While others work through the stress of the hiring process, I get to enjoy all the excitement with little of the tension. Others do the hard work of searching out the best candidates and persuading them to take a look at our college. My task is to meet 20 or 25 bright applicants for the various openings at the college. These are invariably some of the most interesting, most idealistic graduates of the best educational institutions from around the world. My conversations with candidates touch on two topics. I ask them why they want to teach and they ask me what it is that makes Monmouth a special place. Both questions stimulate great conversations.
My confidence in the future is buoyed when bright young scholars explain their attraction to a job with long hours, taxing assignments and modest compensation. Because our search committees have already pre-selected those candidates who are suited for the Monmouth culture, everyone I meet is looking for an opportunity to change lives and through those lives enrich society. When we talk of changing lives, we don’t focus on converting conservatives to liberals or poor to rich. Instead, I hear from people who understand that they will have the opportunity to introduce our students to the joy of great ideas. Our job candidates look forward to helping students discover hidden talents. They talk with excitement about the rewards of listening to students articulate reasoned opinions. I enjoy knowing that a year from now our students will be learning from the very best of a group who will all become great teachers.

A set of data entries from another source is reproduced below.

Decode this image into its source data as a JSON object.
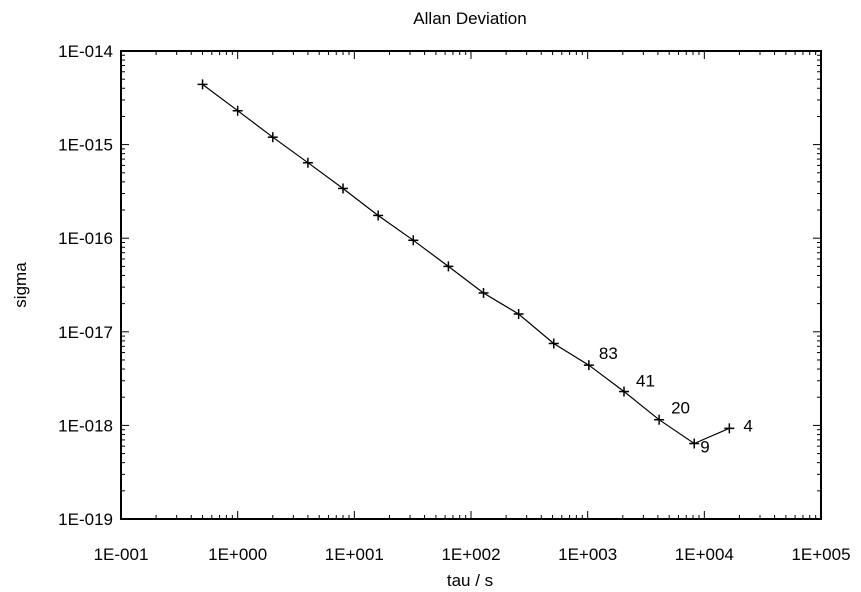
{
  "chart_data": {
    "type": "line",
    "title": "Allan Deviation",
    "xlabel": "tau / s",
    "ylabel": "sigma",
    "x_scale": "log",
    "y_scale": "log",
    "xlim": [
      0.1,
      100000
    ],
    "ylim": [
      1e-19,
      1e-14
    ],
    "grid": false,
    "x_tick_labels": [
      "1E-001",
      "1E+000",
      "1E+001",
      "1E+002",
      "1E+003",
      "1E+004",
      "1E+005"
    ],
    "y_tick_labels": [
      "1E-019",
      "1E-018",
      "1E-017",
      "1E-016",
      "1E-015",
      "1E-014"
    ],
    "series": [
      {
        "color": "#000000",
        "marker": "plus",
        "points": [
          {
            "x": 0.5,
            "y": 4.4e-15
          },
          {
            "x": 1,
            "y": 2.3e-15
          },
          {
            "x": 2,
            "y": 1.2e-15
          },
          {
            "x": 4,
            "y": 6.4e-16
          },
          {
            "x": 8,
            "y": 3.4e-16
          },
          {
            "x": 16,
            "y": 1.75e-16
          },
          {
            "x": 32,
            "y": 9.5e-17
          },
          {
            "x": 64,
            "y": 5e-17
          },
          {
            "x": 128,
            "y": 2.6e-17
          },
          {
            "x": 256,
            "y": 1.55e-17
          },
          {
            "x": 512,
            "y": 7.5e-18
          },
          {
            "x": 1024,
            "y": 4.4e-18
          },
          {
            "x": 2048,
            "y": 2.3e-18
          },
          {
            "x": 4096,
            "y": 1.15e-18
          },
          {
            "x": 8192,
            "y": 6.4e-19
          },
          {
            "x": 16384,
            "y": 9.3e-19
          }
        ]
      }
    ],
    "point_labels": [
      {
        "point_index": 11,
        "text": "83"
      },
      {
        "point_index": 12,
        "text": "41"
      },
      {
        "point_index": 13,
        "text": "20"
      },
      {
        "point_index": 14,
        "text": "9"
      },
      {
        "point_index": 15,
        "text": "4"
      }
    ]
  }
}
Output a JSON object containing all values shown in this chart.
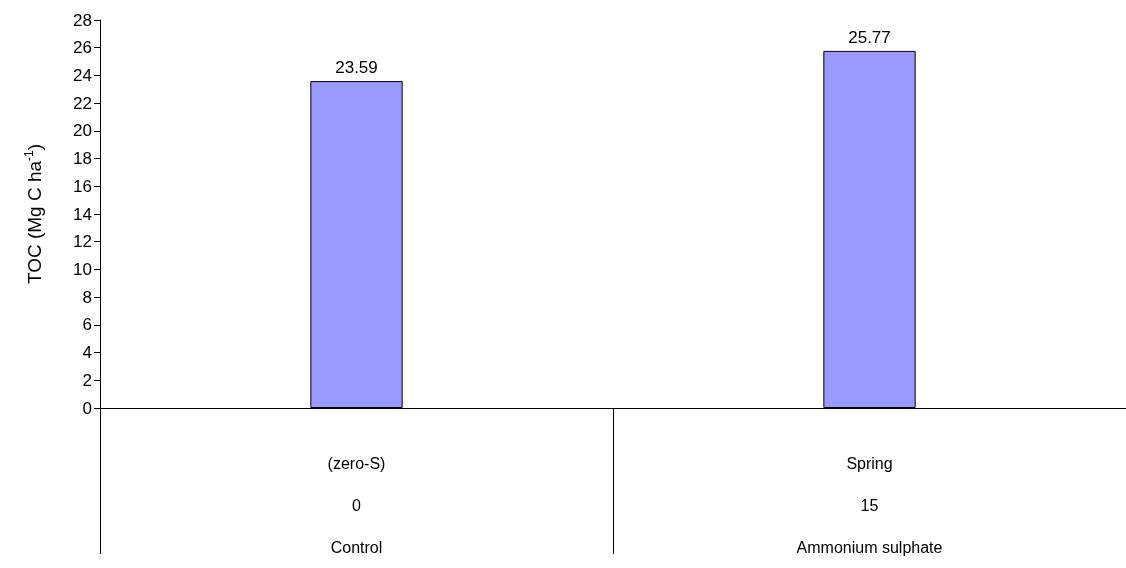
{
  "chart_data": {
    "type": "bar",
    "ylabel": "TOC (Mg C ha$^{-1}$)",
    "categories": [
      "(zero-S)\n0\nControl",
      "Spring\n15\nAmmonium sulphate"
    ],
    "values": [
      23.59,
      25.77
    ],
    "color": "#9999ff",
    "ylim": [
      0,
      28
    ],
    "yticks": [
      0,
      2,
      4,
      6,
      8,
      10,
      12,
      14,
      16,
      18,
      20,
      22,
      24,
      26,
      28
    ],
    "data_labels": true,
    "grid": false
  }
}
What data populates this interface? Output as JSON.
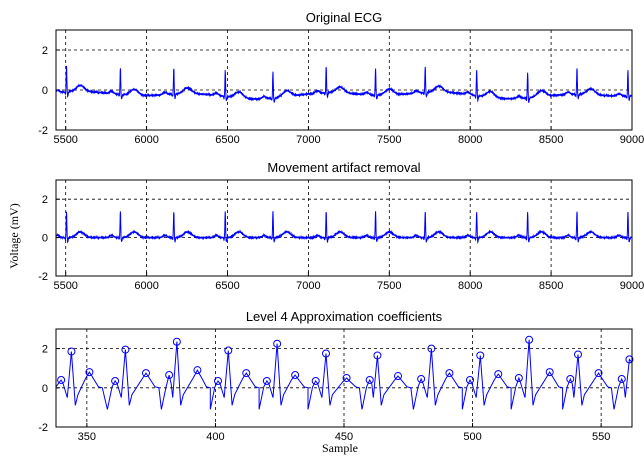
{
  "figure": {
    "ylabel": "Voltage (mV)",
    "xlabel": "Sample"
  },
  "chart_data": [
    {
      "type": "line",
      "title": "Original ECG",
      "xlabel": "",
      "ylabel": "",
      "xlim": [
        5440,
        9000
      ],
      "ylim": [
        -2,
        3
      ],
      "xticks": [
        5500,
        6000,
        6500,
        7000,
        7500,
        8000,
        8500,
        9000
      ],
      "yticks": [
        -2,
        0,
        2
      ],
      "grid": "dashed at ticks",
      "baseline_offset": -0.25,
      "baseline_wander": 0.2,
      "r_peaks": [
        5505,
        5838,
        6168,
        6486,
        6781,
        7110,
        7415,
        7722,
        8040,
        8355,
        8660,
        8975
      ],
      "r_amplitude": 1.3,
      "series": [
        {
          "color": "#0000ff"
        }
      ]
    },
    {
      "type": "line",
      "title": "Movement artifact removal",
      "xlabel": "",
      "ylabel": "",
      "xlim": [
        5440,
        9000
      ],
      "ylim": [
        -2,
        3
      ],
      "xticks": [
        5500,
        6000,
        6500,
        7000,
        7500,
        8000,
        8500,
        9000
      ],
      "yticks": [
        -2,
        0,
        2
      ],
      "grid": "dashed at ticks",
      "baseline_offset": 0,
      "baseline_wander": 0,
      "r_peaks": [
        5505,
        5838,
        6168,
        6486,
        6781,
        7110,
        7415,
        7722,
        8040,
        8355,
        8660,
        8975
      ],
      "r_amplitude": 1.35,
      "series": [
        {
          "color": "#0000ff"
        }
      ]
    },
    {
      "type": "line",
      "title": "Level 4 Approximation coefficients",
      "xlabel": "",
      "ylabel": "",
      "xlim": [
        338,
        562
      ],
      "ylim": [
        -2,
        3
      ],
      "xticks": [
        350,
        400,
        450,
        500,
        550
      ],
      "yticks": [
        -2,
        0,
        2
      ],
      "grid": "dashed at ticks",
      "r_peaks": [
        {
          "x": 344,
          "y": 1.85
        },
        {
          "x": 365,
          "y": 1.95
        },
        {
          "x": 385,
          "y": 2.35
        },
        {
          "x": 405,
          "y": 1.9
        },
        {
          "x": 424,
          "y": 2.25
        },
        {
          "x": 443,
          "y": 1.75
        },
        {
          "x": 463,
          "y": 1.65
        },
        {
          "x": 484,
          "y": 2.0
        },
        {
          "x": 503,
          "y": 1.65
        },
        {
          "x": 522,
          "y": 2.45
        },
        {
          "x": 541,
          "y": 1.7
        },
        {
          "x": 561,
          "y": 1.45
        }
      ],
      "t_waves": [
        {
          "x": 351,
          "y": 0.8
        },
        {
          "x": 373,
          "y": 0.75
        },
        {
          "x": 393,
          "y": 0.9
        },
        {
          "x": 412,
          "y": 0.75
        },
        {
          "x": 431,
          "y": 0.65
        },
        {
          "x": 451,
          "y": 0.5
        },
        {
          "x": 471,
          "y": 0.6
        },
        {
          "x": 491,
          "y": 0.75
        },
        {
          "x": 510,
          "y": 0.7
        },
        {
          "x": 530,
          "y": 0.8
        },
        {
          "x": 549,
          "y": 0.75
        }
      ],
      "pre_peaks": [
        {
          "x": 340,
          "y": 0.4
        },
        {
          "x": 361,
          "y": 0.35
        },
        {
          "x": 382,
          "y": 0.65
        },
        {
          "x": 401,
          "y": 0.35
        },
        {
          "x": 420,
          "y": 0.35
        },
        {
          "x": 439,
          "y": 0.35
        },
        {
          "x": 460,
          "y": 0.4
        },
        {
          "x": 480,
          "y": 0.45
        },
        {
          "x": 499,
          "y": 0.4
        },
        {
          "x": 518,
          "y": 0.5
        },
        {
          "x": 538,
          "y": 0.45
        },
        {
          "x": 558,
          "y": 0.45
        }
      ],
      "series": [
        {
          "color": "#0000ff"
        }
      ]
    }
  ]
}
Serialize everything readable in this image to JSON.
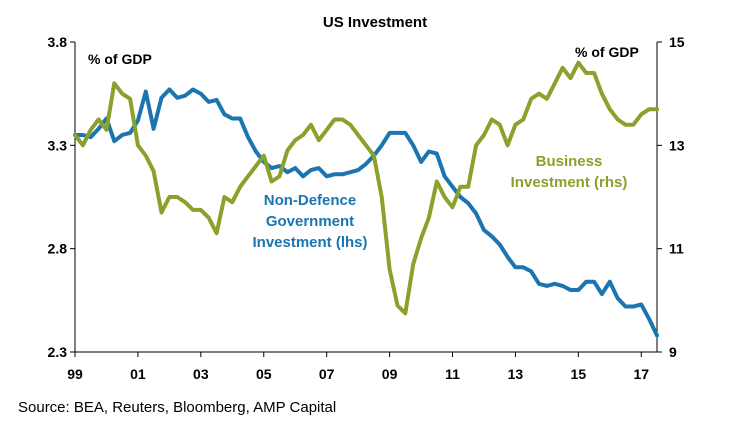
{
  "chart_data": {
    "type": "line",
    "title": "US Investment",
    "y_left_unit": "% of GDP",
    "y_right_unit": "% of GDP",
    "y_left_range": [
      2.3,
      3.8
    ],
    "y_right_range": [
      9,
      15
    ],
    "y_left_ticks": [
      "3.8",
      "3.3",
      "2.8",
      "2.3"
    ],
    "y_right_ticks": [
      "15",
      "13",
      "11",
      "9"
    ],
    "x_range": [
      1999,
      2017.5
    ],
    "x_ticks": [
      {
        "value": 1999,
        "label": "99"
      },
      {
        "value": 2001,
        "label": "01"
      },
      {
        "value": 2003,
        "label": "03"
      },
      {
        "value": 2005,
        "label": "05"
      },
      {
        "value": 2007,
        "label": "07"
      },
      {
        "value": 2009,
        "label": "09"
      },
      {
        "value": 2011,
        "label": "11"
      },
      {
        "value": 2013,
        "label": "13"
      },
      {
        "value": 2015,
        "label": "15"
      },
      {
        "value": 2017,
        "label": "17"
      }
    ],
    "grid": false,
    "series": [
      {
        "name": "Non-Defence Government Investment (lhs)",
        "label_lines": [
          "Non-Defence",
          "Government",
          "Investment (lhs)"
        ],
        "axis": "left",
        "color": "#1a75b0",
        "points": [
          [
            1999.0,
            3.35
          ],
          [
            1999.25,
            3.35
          ],
          [
            1999.5,
            3.34
          ],
          [
            1999.75,
            3.38
          ],
          [
            2000.0,
            3.43
          ],
          [
            2000.25,
            3.32
          ],
          [
            2000.5,
            3.35
          ],
          [
            2000.75,
            3.36
          ],
          [
            2001.0,
            3.42
          ],
          [
            2001.25,
            3.56
          ],
          [
            2001.5,
            3.38
          ],
          [
            2001.75,
            3.53
          ],
          [
            2002.0,
            3.57
          ],
          [
            2002.25,
            3.53
          ],
          [
            2002.5,
            3.54
          ],
          [
            2002.75,
            3.57
          ],
          [
            2003.0,
            3.55
          ],
          [
            2003.25,
            3.51
          ],
          [
            2003.5,
            3.52
          ],
          [
            2003.75,
            3.45
          ],
          [
            2004.0,
            3.43
          ],
          [
            2004.25,
            3.43
          ],
          [
            2004.5,
            3.34
          ],
          [
            2004.75,
            3.27
          ],
          [
            2005.0,
            3.22
          ],
          [
            2005.25,
            3.19
          ],
          [
            2005.5,
            3.2
          ],
          [
            2005.75,
            3.17
          ],
          [
            2006.0,
            3.19
          ],
          [
            2006.25,
            3.15
          ],
          [
            2006.5,
            3.18
          ],
          [
            2006.75,
            3.19
          ],
          [
            2007.0,
            3.15
          ],
          [
            2007.25,
            3.16
          ],
          [
            2007.5,
            3.16
          ],
          [
            2007.75,
            3.17
          ],
          [
            2008.0,
            3.18
          ],
          [
            2008.25,
            3.21
          ],
          [
            2008.5,
            3.25
          ],
          [
            2008.75,
            3.3
          ],
          [
            2009.0,
            3.36
          ],
          [
            2009.25,
            3.36
          ],
          [
            2009.5,
            3.36
          ],
          [
            2009.75,
            3.3
          ],
          [
            2010.0,
            3.22
          ],
          [
            2010.25,
            3.27
          ],
          [
            2010.5,
            3.26
          ],
          [
            2010.75,
            3.15
          ],
          [
            2011.0,
            3.1
          ],
          [
            2011.25,
            3.05
          ],
          [
            2011.5,
            3.02
          ],
          [
            2011.75,
            2.97
          ],
          [
            2012.0,
            2.89
          ],
          [
            2012.25,
            2.86
          ],
          [
            2012.5,
            2.82
          ],
          [
            2012.75,
            2.76
          ],
          [
            2013.0,
            2.71
          ],
          [
            2013.25,
            2.71
          ],
          [
            2013.5,
            2.69
          ],
          [
            2013.75,
            2.63
          ],
          [
            2014.0,
            2.62
          ],
          [
            2014.25,
            2.63
          ],
          [
            2014.5,
            2.62
          ],
          [
            2014.75,
            2.6
          ],
          [
            2015.0,
            2.6
          ],
          [
            2015.25,
            2.64
          ],
          [
            2015.5,
            2.64
          ],
          [
            2015.75,
            2.58
          ],
          [
            2016.0,
            2.64
          ],
          [
            2016.25,
            2.56
          ],
          [
            2016.5,
            2.52
          ],
          [
            2016.75,
            2.52
          ],
          [
            2017.0,
            2.53
          ],
          [
            2017.25,
            2.46
          ],
          [
            2017.5,
            2.38
          ]
        ]
      },
      {
        "name": "Business Investment (rhs)",
        "label_lines": [
          "Business",
          "Investment (rhs)"
        ],
        "axis": "right",
        "color": "#8aa12b",
        "points": [
          [
            1999.0,
            13.2
          ],
          [
            1999.25,
            13.0
          ],
          [
            1999.5,
            13.3
          ],
          [
            1999.75,
            13.5
          ],
          [
            2000.0,
            13.3
          ],
          [
            2000.25,
            14.2
          ],
          [
            2000.5,
            14.0
          ],
          [
            2000.75,
            13.9
          ],
          [
            2001.0,
            13.0
          ],
          [
            2001.25,
            12.8
          ],
          [
            2001.5,
            12.5
          ],
          [
            2001.75,
            11.7
          ],
          [
            2002.0,
            12.0
          ],
          [
            2002.25,
            12.0
          ],
          [
            2002.5,
            11.9
          ],
          [
            2002.75,
            11.75
          ],
          [
            2003.0,
            11.75
          ],
          [
            2003.25,
            11.6
          ],
          [
            2003.5,
            11.3
          ],
          [
            2003.75,
            12.0
          ],
          [
            2004.0,
            11.9
          ],
          [
            2004.25,
            12.2
          ],
          [
            2004.5,
            12.4
          ],
          [
            2004.75,
            12.6
          ],
          [
            2005.0,
            12.8
          ],
          [
            2005.25,
            12.3
          ],
          [
            2005.5,
            12.4
          ],
          [
            2005.75,
            12.9
          ],
          [
            2006.0,
            13.1
          ],
          [
            2006.25,
            13.2
          ],
          [
            2006.5,
            13.4
          ],
          [
            2006.75,
            13.1
          ],
          [
            2007.0,
            13.3
          ],
          [
            2007.25,
            13.5
          ],
          [
            2007.5,
            13.5
          ],
          [
            2007.75,
            13.4
          ],
          [
            2008.0,
            13.2
          ],
          [
            2008.25,
            13.0
          ],
          [
            2008.5,
            12.8
          ],
          [
            2008.75,
            12.0
          ],
          [
            2009.0,
            10.6
          ],
          [
            2009.25,
            9.9
          ],
          [
            2009.5,
            9.75
          ],
          [
            2009.75,
            10.7
          ],
          [
            2010.0,
            11.2
          ],
          [
            2010.25,
            11.6
          ],
          [
            2010.5,
            12.3
          ],
          [
            2010.75,
            12.0
          ],
          [
            2011.0,
            11.8
          ],
          [
            2011.25,
            12.2
          ],
          [
            2011.5,
            12.2
          ],
          [
            2011.75,
            13.0
          ],
          [
            2012.0,
            13.2
          ],
          [
            2012.25,
            13.5
          ],
          [
            2012.5,
            13.4
          ],
          [
            2012.75,
            13.0
          ],
          [
            2013.0,
            13.4
          ],
          [
            2013.25,
            13.5
          ],
          [
            2013.5,
            13.9
          ],
          [
            2013.75,
            14.0
          ],
          [
            2014.0,
            13.9
          ],
          [
            2014.25,
            14.2
          ],
          [
            2014.5,
            14.5
          ],
          [
            2014.75,
            14.3
          ],
          [
            2015.0,
            14.6
          ],
          [
            2015.25,
            14.4
          ],
          [
            2015.5,
            14.4
          ],
          [
            2015.75,
            14.0
          ],
          [
            2016.0,
            13.7
          ],
          [
            2016.25,
            13.5
          ],
          [
            2016.5,
            13.4
          ],
          [
            2016.75,
            13.4
          ],
          [
            2017.0,
            13.6
          ],
          [
            2017.25,
            13.7
          ],
          [
            2017.5,
            13.7
          ]
        ]
      }
    ]
  },
  "source": "Source: BEA, Reuters, Bloomberg, AMP Capital"
}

Most of the candidates I see will get multiple job offers, even in this environment that has many colleges freezing all hiring. So I answer carefully when they ask what makes Monmouth special. It is a careful answer, but also an easy one, and one that will resonate with the idealism of our best candidates. Ours is a college that takes very good students and makes them even better. Ours is a college that knows that it is very good and is working relentlessly to become even better. Professors who come to Monmouth, I assure them, will have the daily reward of knowing that they are helping students become better learners and ultimately better citizens.
We all know that it is hard to work with a student who doesn’t already have basic skills. But it is even harder to work with one who believes that he or she already has sufficient skills and is expecting to get a degree without working remarkably hard. Likewise, few job candidates are looking for a college that doesn’t already have some remarkable programs. But at the same time, the best candidates, I think, are those who are looking for that college that will ask its faculty to work remarkably hard to make themselves, and by extension, our college even better. That is exactly what we have to offer and why I am confident that again this year we will have one of the best classes of new faculty of any college in the country.